In the fourth fiscal quarter of 2015, the Company deposited the $6,750 purchase price of Sonntag Electronic GmbH ("Sonntag").  The purchase price, net of cash acquired was $5,450.  The acquisition was effective January 1, 2016.  Sonntag is a distributor of electronic components in Germany.  The inclusion of this business did not have a material impact on the Company's consolidated results for the year ended December 31, 2016.  After allocating the purchase price to the assets acquired and liabilities assumed based on an estimation of their fair values at the date of acquisition, the Company recorded goodwill of $3,485 related to this acquisition. The goodwill related to this acquisition is included in the Resistors & Inductors reporting unit for goodwill impairment testing.

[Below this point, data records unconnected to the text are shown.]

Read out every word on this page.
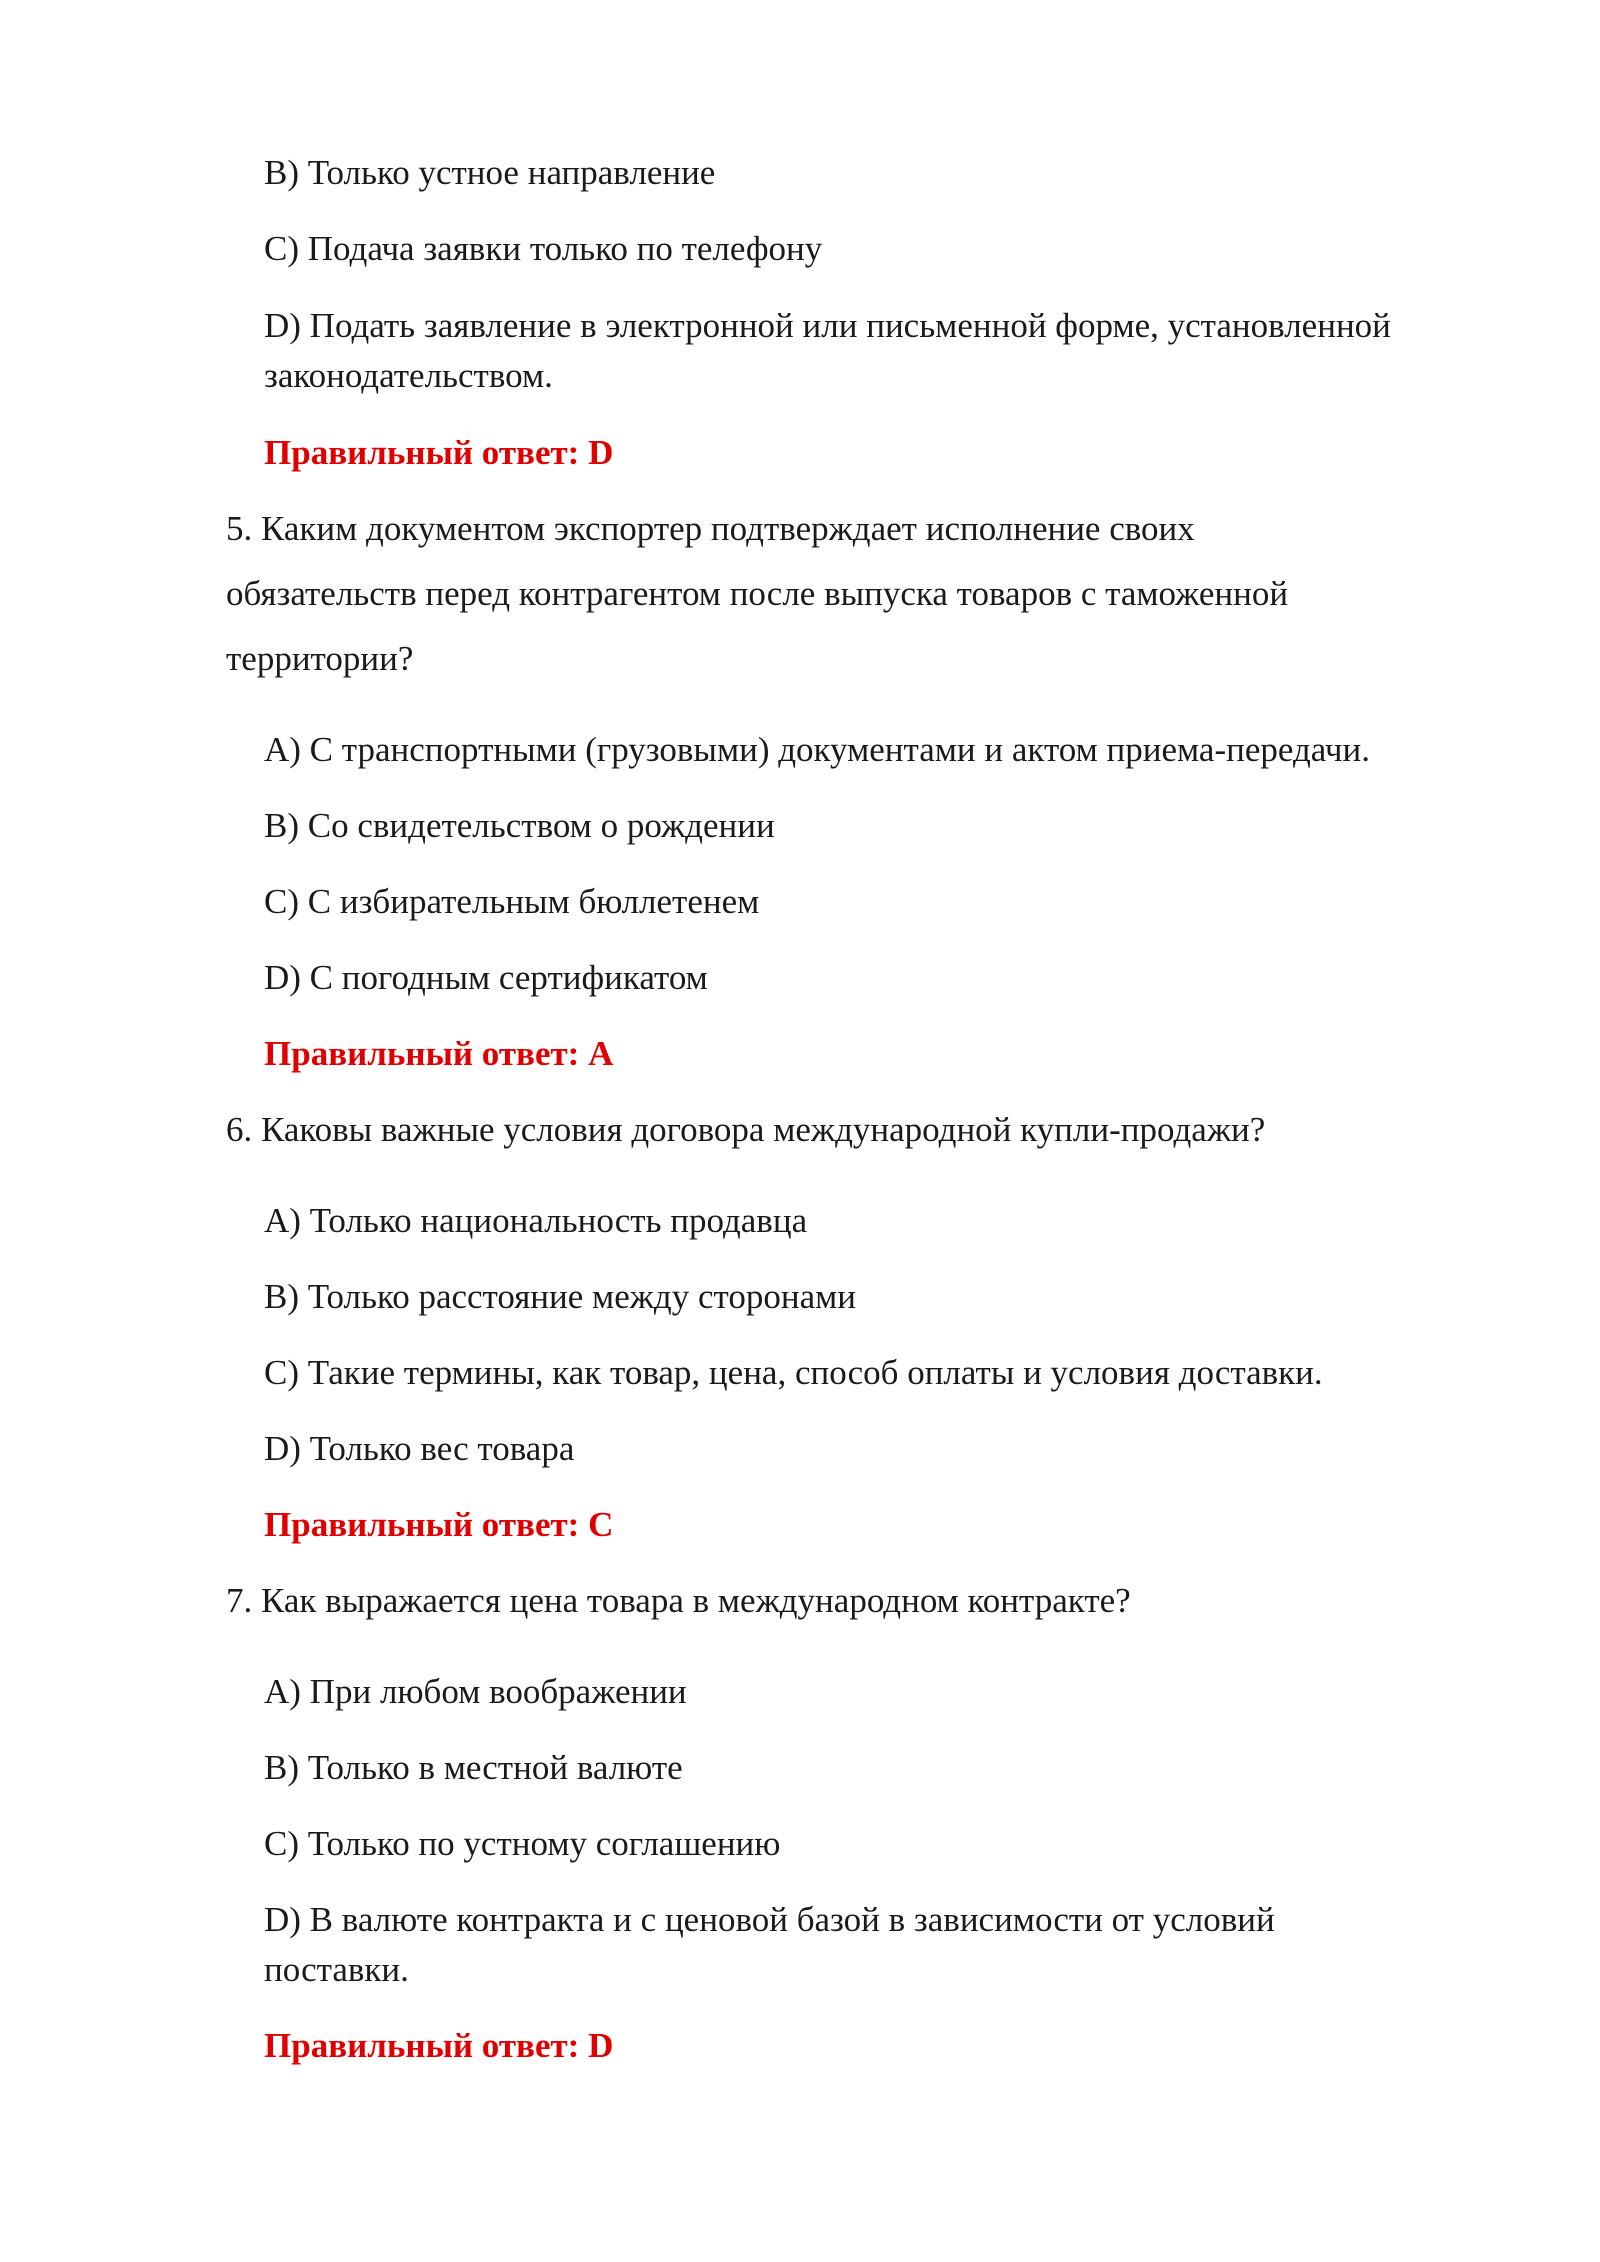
B) Только устное направление
C) Подача заявки только по телефону
D) Подать заявление в электронной или письменной форме, установленной
законодательством.
Правильный ответ: D
5. Каким документом экспортер подтверждает исполнение своих
обязательств перед контрагентом после выпуска товаров с таможенной
территории?
A) С транспортными (грузовыми) документами и актом приема-передачи.
B) Со свидетельством о рождении
C) С избирательным бюллетенем
D) С погодным сертификатом
Правильный ответ: A
6. Каковы важные условия договора международной купли-продажи?
A) Только национальность продавца
B) Только расстояние между сторонами
C) Такие термины, как товар, цена, способ оплаты и условия доставки.
D) Только вес товара
Правильный ответ: C
7. Как выражается цена товара в международном контракте?
A) При любом воображении
B) Только в местной валюте
C) Только по устному соглашению
D) В валюте контракта и с ценовой базой в зависимости от условий
поставки.
Правильный ответ: D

Had these acquisitions occurred as of the beginning of the periods presented in these consolidated financial statements, the pro forma statements of operations would not be materially different than the consolidated statements of operations presented.

Subsequent Events

On January 3, 2019, the Company acquired substantially all of the assets of Bi-Metallix, Inc. ("Bi-Metallix"), a U.S.-based, privately-held provider of electron beam continuous strip welding services for $12,000, subject to customary post-closing adjustments.  The Company was a major customer of Bi-Metallix, and the acquired business will be vertically integrated into the Company's Resistors & Inductors segment.